Federal Election Polling Results – Old Ottawa East Voting Patterns Differ from City-Wide Balloting Trends

John Dance
So we all know that the Liberals formed a minority government last September and Yasir Naqvi was elected as the new Liberal Member of Parliament for Ottawa Centre. And we know he bested his rivals by a considerable margin. But now that the detailed poll-by-poll results are available from Elections Canada, it’s clear that within Old Ottawa East (OOE) there were some notable variations in voting patterns.

Overall, OOE residents gave a larger margin of support to Naqvi than to his opponents, relative to all electors in Ottawa Centre. With 47 percent of the vote, Naqvi received two percent more votes in OOE than he did elsewhere. The Ottawa Centre riding is large, bounded by the Rideau Canal and Rideau River on the east but running beyond Baseline Road to the south and all the way west to Maitland Avenue. OOE votes constituted only six percent of the total cast in Ottawa Centre.

Conservative candidate Carol Clemenhagen received almost one percent more votes in OOE than riding-wide and the NDP’s Angella MacEwen, who finished second, had a correspondingly lesser share. The Green Party’s Angela Keller-Herzog had about the same share in OOE as in the whole riding while the People’s Party’s Regina Watteel had slightly more.

The detailed poll results of last fall’s federal election reveal varied voting patterns in different sections of Old Ottawa East. The Lees apartment buildings each had a separate poll; polls 14-18 were located at The Church of the Ascension and Canadian Martyrs; and the remaining polls, including the two advance polls 613 and 614, were at Saint Paul University. MAP: ELECTIONS CANADA

The detailed poll results of last fall’s federal election reveal varied voting patterns in different sections of Old Ottawa East. The Lees apartment buildings each had a separate poll; polls 14-18 were located at The Church of the Ascension and Canadian Martyrs; and the remaining polls, including the two advance polls 613 and 614, were at Saint Paul University.
MAP: ELECTIONS CANADA

Greater variations are apparent among the various polling stations within OOE. Basically, there were four groupings of polls: those in each of the Lees apartments; those living north of Hazel Street and in Greystone Village who voted at the Church of the Ascension and at Canadian Martyrs; those living in the southern area who voted at Saint Paul University; and those who voted in advance polls.

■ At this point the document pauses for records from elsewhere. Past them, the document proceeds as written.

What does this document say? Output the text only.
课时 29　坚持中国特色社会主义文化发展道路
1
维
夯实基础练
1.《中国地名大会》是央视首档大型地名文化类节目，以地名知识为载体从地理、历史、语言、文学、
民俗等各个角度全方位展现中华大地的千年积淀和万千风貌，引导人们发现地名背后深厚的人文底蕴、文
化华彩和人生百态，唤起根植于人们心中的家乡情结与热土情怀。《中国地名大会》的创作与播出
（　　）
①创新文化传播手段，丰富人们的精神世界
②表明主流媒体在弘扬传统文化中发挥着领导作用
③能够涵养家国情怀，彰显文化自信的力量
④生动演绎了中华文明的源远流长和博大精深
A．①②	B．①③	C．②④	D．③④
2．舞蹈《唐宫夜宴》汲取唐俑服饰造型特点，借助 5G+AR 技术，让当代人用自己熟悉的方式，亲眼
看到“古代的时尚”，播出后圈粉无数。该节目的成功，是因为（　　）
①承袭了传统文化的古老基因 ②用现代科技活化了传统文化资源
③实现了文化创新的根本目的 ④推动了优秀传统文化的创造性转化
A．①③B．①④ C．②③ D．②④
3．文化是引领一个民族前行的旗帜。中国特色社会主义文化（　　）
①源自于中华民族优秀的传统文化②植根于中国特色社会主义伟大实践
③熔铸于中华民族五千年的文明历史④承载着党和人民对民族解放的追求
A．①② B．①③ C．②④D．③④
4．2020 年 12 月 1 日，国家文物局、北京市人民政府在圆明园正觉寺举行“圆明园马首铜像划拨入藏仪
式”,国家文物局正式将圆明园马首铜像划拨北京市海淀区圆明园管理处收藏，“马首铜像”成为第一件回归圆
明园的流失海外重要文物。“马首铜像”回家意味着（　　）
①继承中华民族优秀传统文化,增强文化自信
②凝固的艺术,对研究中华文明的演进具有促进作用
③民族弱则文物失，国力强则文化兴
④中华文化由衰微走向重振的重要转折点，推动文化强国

The NDP was the dominant party for the residents of the Lees apartments with 40 percent of the vote compared to 35 percent for the Liberals. The People’s Party did better there than elsewhere in OOE (3.3. percent vs 2.4 percent) while the Greens did a little worse.

Another notable variation is that at the church polls, the Conservatives pulled in about four percent more votes than their overall OOE share, while the Liberals were down about the same amount.

The poll for residents of Greystone Village and Corners on Main resulted in Naqvi doing slightly better than elsewhere in OOE, but the Conservative and NDP candidates each received 22 percent of votes cast. Keller-Herzog did better in this poll than she did elsewhere.

In OOE, about 40 percent of votes were cast at the advance polls, a percentage higher than in previous elections. According to CTV, nationally there was an increased advanced poll usage of 18.5 percent compared to the 2019 election and a 57 percent increase compared to the 2015 election. This stemmed from the provision of additional advance polls and the availability of mail ballots.

The Liberals did particularly well in the two advance polls which drew in people from throughout OOE. With about 52 percent of votes, the Liberals had five percent more than their overall OOE share. In this case, the Liberals’ added share reflected the NDP’s lost share.

This quick analysis shows some interesting differences in OOE voting patterns but what’s not clear is what drives these differences. It appears that apartment dwellers may have strong NDP sympathies while new development residents may be more supportive of Conservative policies or its candidate. The impact of growing advanced poll voting and how campaigns need to adapt to this trend are matters that have not been well studied. Elections Canada implemented additional advance voting options to increase the ease of voting and to increase overall turnout.